OK, I'm going to jump to a conclusion here without any real depth of understanding.

The floods that have wrecked half of Sheffield, killed three people and are threatening to collapse a dam are a direct result of climate change. There I said it.

Unless you're wilfully ignorant you will have heard scientists predicting the first effects of climate change upon our weather systems. They include warm, cold, dry winters and warm, wet summers. Well, warm and wet is what we have right now so here it is, people: Climate change is here now and you can see the financial costs it will incur unless we take drastic steps to limit it. The clean-up bill from the current flooding is going to cost hundreds of million. Flood prevention already takes up two thirds of the Environment Agency's budget, do you want that to increase? Because I'll tell you something for sure- Gordon Brown is not going to increase the Agency's budget without cast-iron evidence of the costs associated with it. Seeing as the Labour government have already shut down the CEH and stole £68 million from Research Council's budget and seeing as that sort of data just doesn't come for free . . . . well, work the rest out for yourself.

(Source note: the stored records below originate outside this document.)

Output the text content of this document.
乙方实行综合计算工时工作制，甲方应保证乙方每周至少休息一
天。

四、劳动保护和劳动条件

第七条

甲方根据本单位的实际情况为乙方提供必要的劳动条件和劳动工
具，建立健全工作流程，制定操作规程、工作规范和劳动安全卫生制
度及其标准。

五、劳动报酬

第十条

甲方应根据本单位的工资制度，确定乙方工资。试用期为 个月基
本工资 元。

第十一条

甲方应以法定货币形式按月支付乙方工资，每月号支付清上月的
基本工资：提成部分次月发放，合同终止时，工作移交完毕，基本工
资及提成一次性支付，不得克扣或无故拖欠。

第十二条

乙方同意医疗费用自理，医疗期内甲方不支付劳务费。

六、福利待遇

Wikipedia on the economic costs of climate change:

"According to a 2005 report from the Association of British Insurers, limiting carbon emissions could avoid 80% of the projected additional annual cost of tropical cyclones by the 2080s.[86] A June 2004 report by the Association of British Insurers declared "Climate change is not a remote issue for future generations to deal with. It is, in various forms, here already, impacting on insurers' businesses now."[87] It noted that weather risks for households and property were already increasing by 2-4 % per year due to changing weather, and that claims for storm and flood damages in the UK had doubled to over £6 billion over the period 1998–2003, compared to the previous five years. The results are rising insurance premiums, and the risk that in some areas flood insurance will become unaffordable for some."

Additional

Johann agrees:

"This week's storm-floods follow hard on the floods of 2000 and 2001, which the distinguished meterologist Philip Eden says would have only naturally happened once every 750 years."